A blueprint for paper-based protests

What we have here is a blueprint for future protests that could exploit the mismatch between online and paper-based services. It isn’t really a denial of service (DoS) attack, of course, as the aim is not to deny anyone access to the service.

The authorities should be worried about this sort of thing, as the current situation, with incomplete computer penetration and a mismatch between the costs of online and paper, make the danger almost unavoidable.

There may be an indication of worry from Lockheed or the authorities: amongst the comments to Peace News’ article there is one supposedly from someone employed by Lockheed to process forms, saying “census workers earn a flat rate no matter how much work we have to do. So all that extra processing work? It doesn’t cost the arms manufacturer guy a penny while I have a shitload more work to do for nothing.”

However, census workers’ terms of employment are published and they are on an hourly rate – other commenters see this as a “Lockheed plant”.

If so, then it could be that people are starting to worry about this mode of protest. 

So.  If you want to subvert a government which wishes to drive its policy-making via a huge virtualisation of data collection, the easiest thing you can do is to take advantage of and deliberately deepen the digital divide by reversing the process – and demanding paper-based application forms for this, that and almost anything you have to provide in the future.

With the added advantage of it being entirely legal – and, what’s more important, entirely legal for the foreseeable future …

Unless, of course, Lockheed Martin, the government and perhaps even my beloved Google know something completely different.

Mar 272011
 

This, from Friday’s Register, would beg to differ:

No doubt ONS officials will vociferously state that there will be no such disclosure and that confidentiality is an absolute. This is technically correct as they can argue that the fact that Section 39(4) has disclosure provisions does not mean the Census personal data will actually be disclosed. However, it is also very clear that personal census information can be disclosed, with a considerable degree of secrecy, almost at the whim of ONS senior managers. And it is the existence of this possibility which is, quite frankly, unacceptable.

Ministers, if they want, can easily clarify the relationship between Section 39(4) disclosures and the personal details collected in the Census.
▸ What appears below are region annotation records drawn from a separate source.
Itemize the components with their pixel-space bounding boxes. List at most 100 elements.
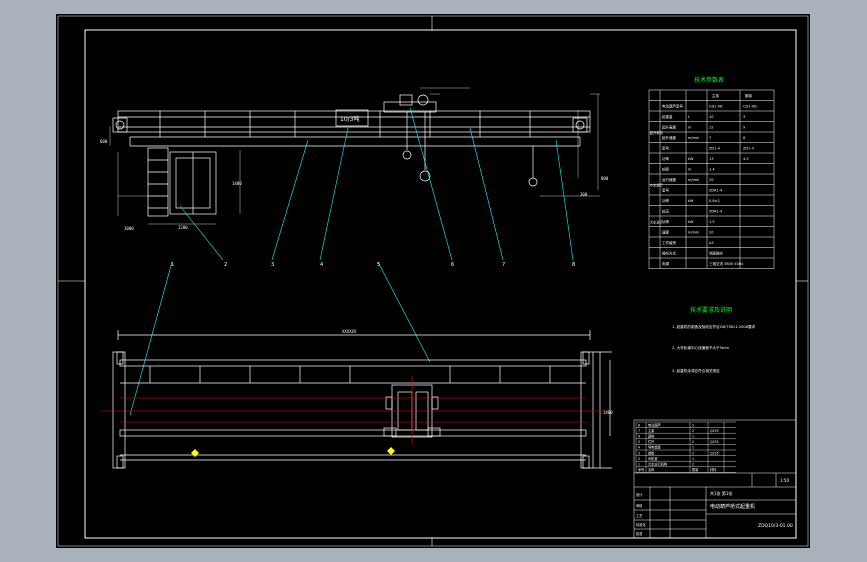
spec-row-main: A3 bbox=[709, 241, 714, 245]
spec-row-unit: kW bbox=[688, 199, 694, 203]
spec-row-label: 型号 bbox=[662, 146, 670, 151]
spec-group-label: 小车运行 bbox=[650, 183, 664, 188]
spec-row-main: ZD1-4 bbox=[709, 147, 721, 151]
part-name: 主梁 bbox=[648, 428, 655, 433]
parts-header: 数量 bbox=[692, 467, 699, 472]
dim-text: 1200 bbox=[178, 225, 188, 230]
spec-group-label: 起升机构 bbox=[650, 130, 663, 135]
spec-row-label: 功率 bbox=[662, 219, 670, 224]
part-no: 6 bbox=[638, 435, 640, 439]
spec-row-aux: 8 bbox=[743, 136, 745, 140]
spec-row-label: 轮距 bbox=[662, 167, 670, 172]
part-qty: 1 bbox=[692, 435, 694, 439]
part-name: 电动葫芦 bbox=[648, 422, 661, 427]
callout-7: 7 bbox=[502, 262, 505, 268]
spec-row-unit: m bbox=[688, 168, 692, 172]
parts-header: 名称 bbox=[648, 467, 655, 472]
spec-row-unit: m/min bbox=[688, 231, 699, 235]
scale: 1:50 bbox=[780, 478, 789, 483]
dim-text: 1400 bbox=[232, 181, 242, 186]
spec-row-main: ZDR1-4 bbox=[709, 210, 723, 214]
spec-table-title: 技术参数表 bbox=[694, 76, 724, 84]
part-name: 端梁 bbox=[648, 450, 655, 455]
part-name: 导电装置 bbox=[648, 445, 661, 450]
spec-row-label: 工作级别 bbox=[662, 240, 676, 245]
drawing-title: 电动葫芦桥式起重机 bbox=[710, 503, 755, 510]
dim-text: 1000 bbox=[124, 226, 134, 231]
sheet-info: 共1张 第1张 bbox=[710, 490, 732, 496]
part-name: 栏杆 bbox=[648, 439, 655, 444]
part-name: 司机室 bbox=[648, 456, 658, 461]
spec-row-label: 起升速度 bbox=[662, 135, 676, 140]
spec-row-main: 10 bbox=[709, 115, 713, 119]
part-no: 8 bbox=[638, 423, 640, 427]
spec-row-main: 三相交流 380V 50Hz bbox=[709, 261, 743, 266]
spec-row-label: 型号 bbox=[662, 188, 670, 193]
part-no: 7 bbox=[638, 429, 640, 433]
sig-label-1: 设计 bbox=[636, 492, 643, 497]
sig-label-2: 审核 bbox=[636, 503, 643, 508]
spec-row-unit: m bbox=[688, 126, 692, 130]
spec-row-label: 起重量 bbox=[662, 114, 673, 119]
part-qty: 2 bbox=[692, 440, 694, 444]
spec-row-unit: m/min bbox=[688, 136, 699, 140]
spec-row-main: 12 bbox=[709, 126, 713, 130]
cad-drawing-canvas: 600 1400 1200 1000 800 300 10/3吨 1 2 3 4… bbox=[56, 14, 810, 548]
spec-row-label: 速度 bbox=[662, 230, 670, 235]
sig-label-3: 工艺 bbox=[636, 513, 642, 518]
spec-row-main: 20 bbox=[709, 178, 713, 182]
spec-col-header: 副钩 bbox=[745, 93, 753, 98]
spec-row-label: 轮压 bbox=[662, 209, 670, 214]
dim-text: 300 bbox=[580, 192, 588, 197]
sig-label-4: 标准化 bbox=[636, 522, 646, 527]
spec-row-label: 起升高度 bbox=[662, 125, 676, 130]
spec-row-aux: CD1-9D bbox=[743, 105, 757, 109]
spec-row-main: ZDR1-4 bbox=[709, 189, 723, 193]
tech-note-2: 2. 大车轨道中心线偏差不大于5mm bbox=[672, 345, 729, 350]
part-name: 大车运行机构 bbox=[648, 462, 667, 467]
sig-label-5: 批准 bbox=[636, 531, 643, 536]
spec-row-main: 地面操纵 bbox=[709, 251, 723, 256]
spec-row-label: 功率 bbox=[662, 156, 670, 161]
part-no: 4 bbox=[638, 446, 640, 450]
part-qty: 1 bbox=[692, 423, 694, 427]
dim-text: 600 bbox=[100, 139, 108, 144]
part-name: 副钩 bbox=[648, 434, 654, 439]
spec-row-label: 操纵方式 bbox=[662, 251, 676, 256]
spec-row-unit: m/min bbox=[688, 178, 699, 182]
dim-text: 800 bbox=[601, 176, 609, 181]
callout-2: 2 bbox=[224, 262, 227, 268]
callout-8: 8 bbox=[572, 262, 575, 268]
spec-row-label: 运行速度 bbox=[662, 177, 676, 182]
spec-row-main: 20 bbox=[709, 231, 713, 235]
spec-row-main: CD1-9D bbox=[709, 105, 723, 109]
part-qty: 2 bbox=[692, 451, 694, 455]
callout-1: 1 bbox=[171, 262, 174, 268]
tech-notes-title: 技术要求及说明 bbox=[690, 306, 732, 314]
crane-capacity-label: 10/3吨 bbox=[340, 115, 359, 123]
span-dimension: XXXXXX bbox=[342, 329, 357, 334]
spec-row-label: 功率 bbox=[662, 198, 670, 203]
spec-row-label: 电源 bbox=[662, 261, 670, 266]
spec-row-main: 1.4 bbox=[709, 168, 715, 172]
tech-note-1: 1. 起重机的制造及验收应符合GB/T3811-2008要求 bbox=[672, 324, 756, 329]
spec-row-unit: kW bbox=[688, 157, 694, 161]
tech-note-3: 3. 起重机涂漆应符合相关规定 bbox=[672, 368, 720, 373]
part-no: 3 bbox=[638, 451, 640, 455]
part-qty: 2 bbox=[692, 463, 694, 467]
spec-row-aux: 4.5 bbox=[743, 157, 749, 161]
spec-row-main: 7 bbox=[709, 136, 711, 140]
part-material: Q235 bbox=[710, 429, 719, 433]
drawing-number: ZDQ10/3-01.00 bbox=[758, 523, 793, 529]
parts-header: 序号 bbox=[638, 467, 644, 472]
spec-row-label: 电动葫芦型号 bbox=[662, 104, 683, 109]
part-qty: 2 bbox=[692, 429, 694, 433]
part-material: Q235 bbox=[710, 451, 719, 455]
spec-row-unit: kW bbox=[688, 220, 694, 224]
part-no: 5 bbox=[638, 440, 640, 444]
part-qty: 1 bbox=[692, 457, 694, 461]
callout-6: 6 bbox=[451, 262, 454, 268]
callout-4: 4 bbox=[320, 262, 323, 268]
spec-row-aux: 9 bbox=[743, 126, 745, 130]
spec-row-main: 1.5 bbox=[709, 220, 715, 224]
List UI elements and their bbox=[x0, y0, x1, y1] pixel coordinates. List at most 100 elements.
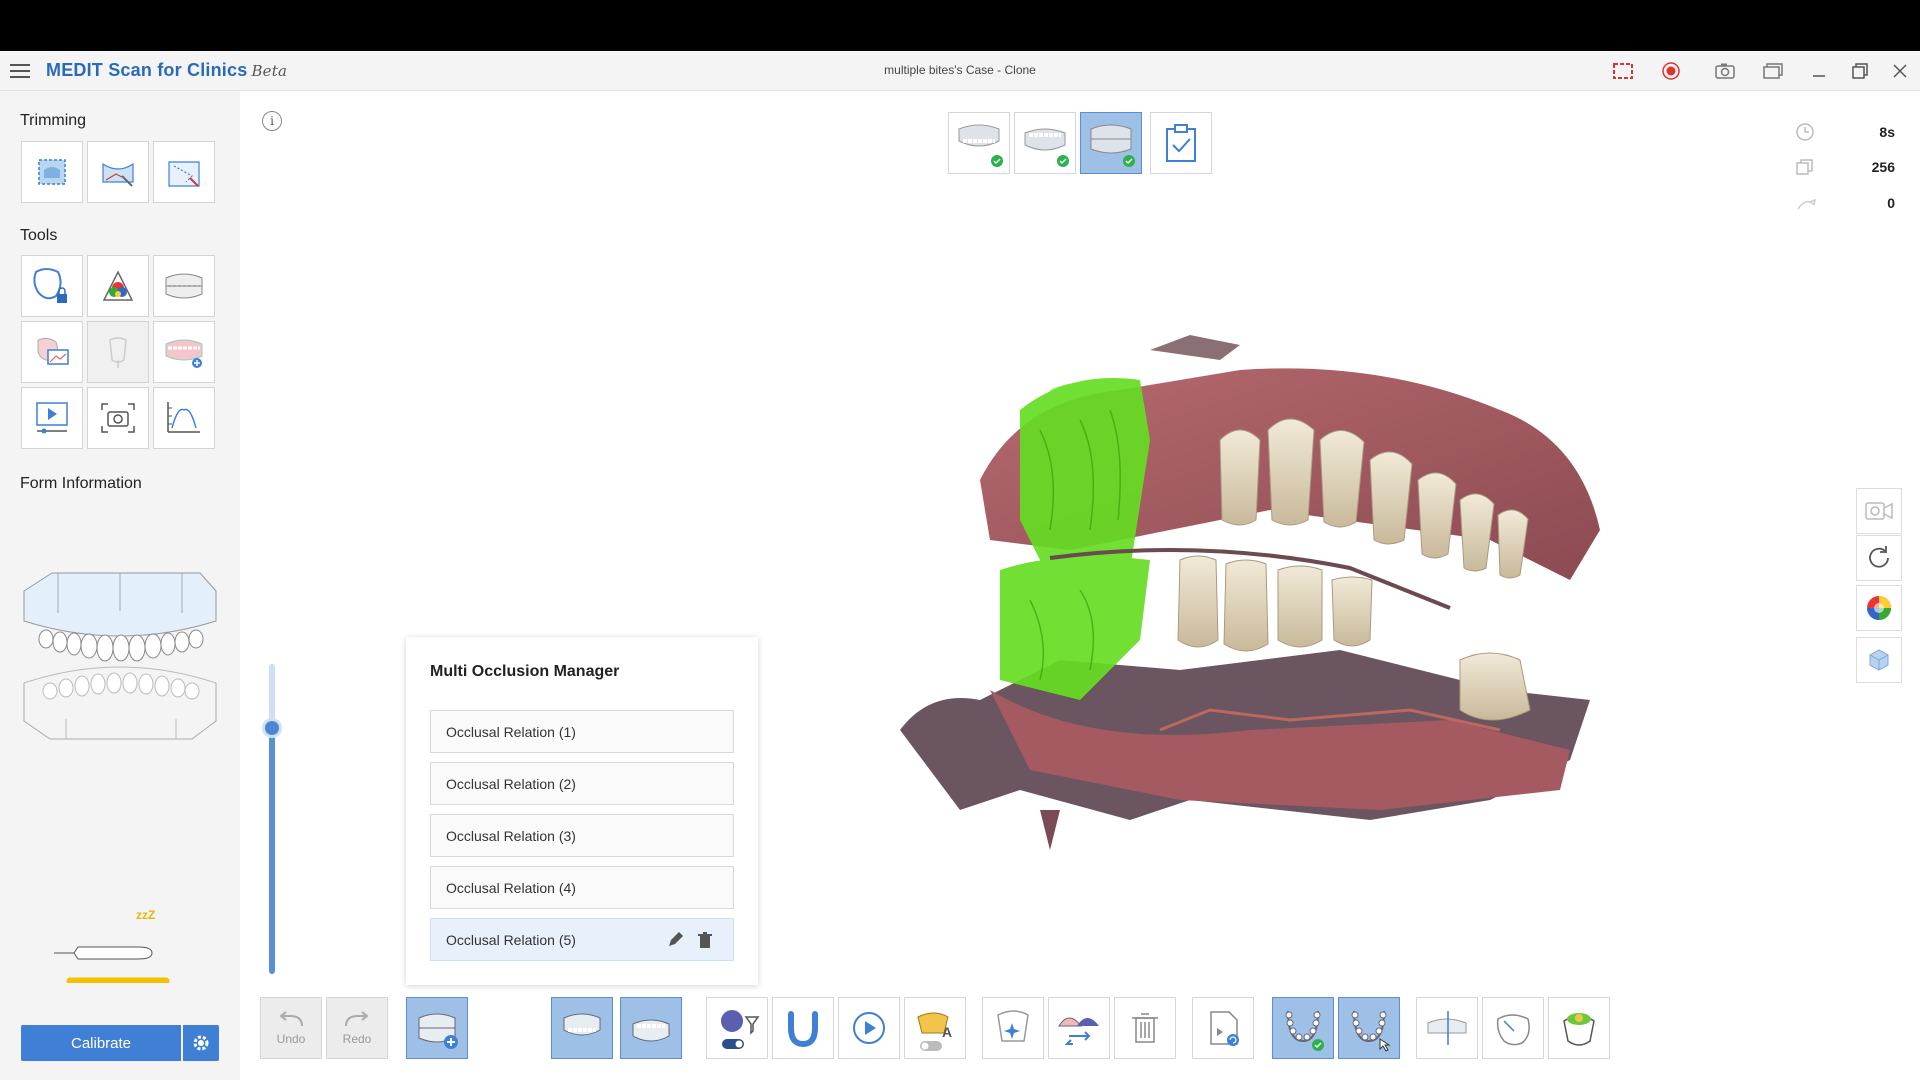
add-occlusion-button[interactable] bbox=[406, 997, 468, 1059]
rescan-count-stat: 0 bbox=[1795, 191, 1895, 215]
view-maxilla-button[interactable] bbox=[551, 997, 613, 1059]
reset-view-icon[interactable] bbox=[1856, 535, 1902, 581]
item-label: Occlusal Relation (2) bbox=[446, 775, 576, 792]
report-icon bbox=[1210, 1011, 1239, 1046]
info-icon[interactable]: i bbox=[262, 111, 282, 131]
capture-icon[interactable] bbox=[87, 387, 149, 449]
stage-occlusion-tab[interactable] bbox=[1080, 112, 1142, 174]
frame-count-value: 256 bbox=[1871, 159, 1895, 175]
delete-scan-button[interactable] bbox=[1114, 997, 1176, 1059]
undo-icon bbox=[279, 1011, 303, 1027]
swap-arch-icon bbox=[1058, 1017, 1099, 1045]
occlusion-analysis-icon[interactable] bbox=[153, 255, 215, 317]
upper-arch-check-icon bbox=[1285, 1010, 1324, 1051]
stage-maxilla-tab[interactable] bbox=[948, 112, 1010, 174]
slider-handle[interactable] bbox=[262, 718, 282, 738]
lock-area-icon[interactable] bbox=[21, 255, 83, 317]
title-bar: MEDIT Scan for Clinics Beta multiple bite… bbox=[0, 51, 1920, 91]
mandible-icon bbox=[632, 1019, 670, 1042]
upper-arch-complete-button[interactable] bbox=[1272, 997, 1334, 1059]
trimming-tools bbox=[21, 141, 215, 203]
trim-selection-button[interactable] bbox=[21, 141, 83, 203]
item-label: Occlusal Relation (5) bbox=[446, 931, 576, 948]
calibrate-settings-gear-icon[interactable] bbox=[183, 1025, 219, 1061]
occlusal-relation-item-2[interactable]: Occlusal Relation (2) bbox=[430, 762, 734, 805]
stage-review-tab[interactable] bbox=[1150, 112, 1212, 174]
calibrate-button[interactable]: Calibrate bbox=[21, 1025, 181, 1061]
hamburger-menu-icon[interactable] bbox=[9, 60, 31, 82]
ai-off-icon: A bbox=[917, 1012, 952, 1051]
add-occlusion-icon bbox=[418, 1013, 458, 1049]
swap-arch-button[interactable] bbox=[1048, 997, 1110, 1059]
slider-inactive-part bbox=[269, 664, 275, 724]
delete-trash-icon[interactable] bbox=[694, 929, 716, 951]
play-scan-button[interactable] bbox=[838, 997, 900, 1059]
close-icon[interactable] bbox=[1888, 59, 1912, 83]
image-overlay-icon[interactable] bbox=[21, 321, 83, 383]
trimming-title: Trimming bbox=[20, 112, 87, 129]
record-icon[interactable] bbox=[1659, 59, 1683, 83]
occlusal-relation-item-4[interactable]: Occlusal Relation (4) bbox=[430, 866, 734, 909]
color-mapping-icon[interactable] bbox=[87, 255, 149, 317]
stage-mandible-tab[interactable] bbox=[1014, 112, 1076, 174]
maxilla-icon bbox=[563, 1013, 601, 1036]
margin-color-button[interactable] bbox=[1548, 997, 1610, 1059]
frame-count-stat: 256 bbox=[1795, 155, 1895, 179]
rescan-icon bbox=[1797, 198, 1817, 210]
cross-section-button[interactable] bbox=[1416, 997, 1478, 1059]
camera-icon[interactable] bbox=[1713, 59, 1737, 83]
texture-toggle-icon[interactable] bbox=[1856, 637, 1902, 683]
trim-polygon-button[interactable] bbox=[153, 141, 215, 203]
playback-icon[interactable] bbox=[21, 387, 83, 449]
screen-record-area-icon[interactable] bbox=[1611, 59, 1635, 83]
filter-toggle-button[interactable] bbox=[706, 997, 768, 1059]
auto-align-button[interactable] bbox=[982, 997, 1044, 1059]
rescan-count-value: 0 bbox=[1887, 195, 1895, 211]
panel-title: Multi Occlusion Manager bbox=[430, 663, 620, 680]
scan-time-stat: 8s bbox=[1795, 120, 1895, 144]
arch-plus-icon[interactable] bbox=[153, 321, 215, 383]
black-top-bar bbox=[0, 0, 1920, 51]
filter-on-icon bbox=[721, 1010, 760, 1049]
tools-grid bbox=[21, 255, 215, 449]
undo-button[interactable]: Undo bbox=[260, 997, 322, 1059]
trim-lasso-button[interactable] bbox=[87, 141, 149, 203]
measure-icon[interactable] bbox=[153, 387, 215, 449]
trash-icon bbox=[1132, 1013, 1158, 1043]
tools-title: Tools bbox=[20, 227, 58, 244]
item-label: Occlusal Relation (4) bbox=[446, 879, 576, 896]
edit-pencil-icon[interactable] bbox=[664, 929, 686, 951]
left-sidebar: Trimming Tools Form Information zzZ Cali… bbox=[0, 91, 240, 1080]
windows-icon[interactable] bbox=[1761, 59, 1785, 83]
color-toggle-icon[interactable] bbox=[1856, 585, 1902, 631]
tooth-color-icon bbox=[1563, 1013, 1595, 1046]
maximize-icon[interactable] bbox=[1848, 59, 1872, 83]
tray-scan-button[interactable] bbox=[772, 997, 834, 1059]
lower-arch-icon bbox=[1351, 1010, 1391, 1052]
ai-scan-toggle-button[interactable]: A bbox=[904, 997, 966, 1059]
export-report-button[interactable] bbox=[1192, 997, 1254, 1059]
scan-time-value: 8s bbox=[1879, 124, 1895, 140]
occlusal-relation-item-5[interactable]: Occlusal Relation (5) bbox=[430, 918, 734, 961]
form-information-title: Form Information bbox=[20, 475, 142, 492]
3d-dental-scan-model[interactable] bbox=[900, 330, 1720, 850]
lower-arch-button[interactable] bbox=[1338, 997, 1400, 1059]
tooth-segment-icon bbox=[1496, 1014, 1530, 1046]
app-name: MEDIT Scan for Clinics bbox=[46, 60, 248, 80]
occlusal-relation-item-3[interactable]: Occlusal Relation (3) bbox=[430, 814, 734, 857]
align-sparkle-icon bbox=[997, 1010, 1029, 1042]
view-mandible-button[interactable] bbox=[620, 997, 682, 1059]
video-camera-icon[interactable] bbox=[1856, 488, 1902, 534]
cross-section-icon bbox=[1427, 1011, 1467, 1045]
occlusal-relation-item-1[interactable]: Occlusal Relation (1) bbox=[430, 710, 734, 753]
redo-icon bbox=[345, 1011, 369, 1027]
scanner-sleep-icon: zzZ bbox=[54, 908, 170, 983]
redo-button[interactable]: Redo bbox=[326, 997, 388, 1059]
tooth-segment-button[interactable] bbox=[1482, 997, 1544, 1059]
play-icon bbox=[853, 1012, 885, 1044]
svg-text:A: A bbox=[942, 1024, 952, 1040]
margin-line-icon[interactable] bbox=[87, 321, 149, 383]
redo-label: Redo bbox=[342, 1032, 372, 1046]
app-badge: Beta bbox=[251, 62, 288, 80]
minimize-icon[interactable] bbox=[1807, 59, 1831, 83]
Indeed, the “Protection of Freedoms Bill”, currently under debate in Parliament, provides a vehicle to table an amendment that absolutely protects the Census personal details from such disclosures.

Any failure to make this necessary legislative change, or to make a statement concerning the application of section 39(4), provides evidence that the government is not prepared to commit itself to ensuring the confidentiality of the 2011 Census. In which case, the promise that “Your personal information is protected by law. Census information is kept confidential for 100 years”… is worthless.

So it may remain anonymous, but only if the people at the Office of National Statistics choose to allow it to remain so. 

Or at least according to the Register’s post.

Can anyone please clarify this?

I’d like to know whether this is an almighty con I need to complain about to New Labour erstwhiles – or whether the current government, with its allegedly libertarian instincts, is intending to continue along the same path.  As the Register piece points out:

So, unlike the absolute “confidentiality” statement on the census form itself, the website and PIA “confidentiality” reference is qualified by a reference to legislation dated 2007: a year when the then New Labour Government was highly addicted to its unnecessary mass surveillance legislation. To abuse M&S’s well-known advertising campaign slogan one has to consider whether “this is not just confidentiality, this is New Labour confidentiality”.

More bad stuff then – and in this case the long arm of the past reaching out beyond us into the future?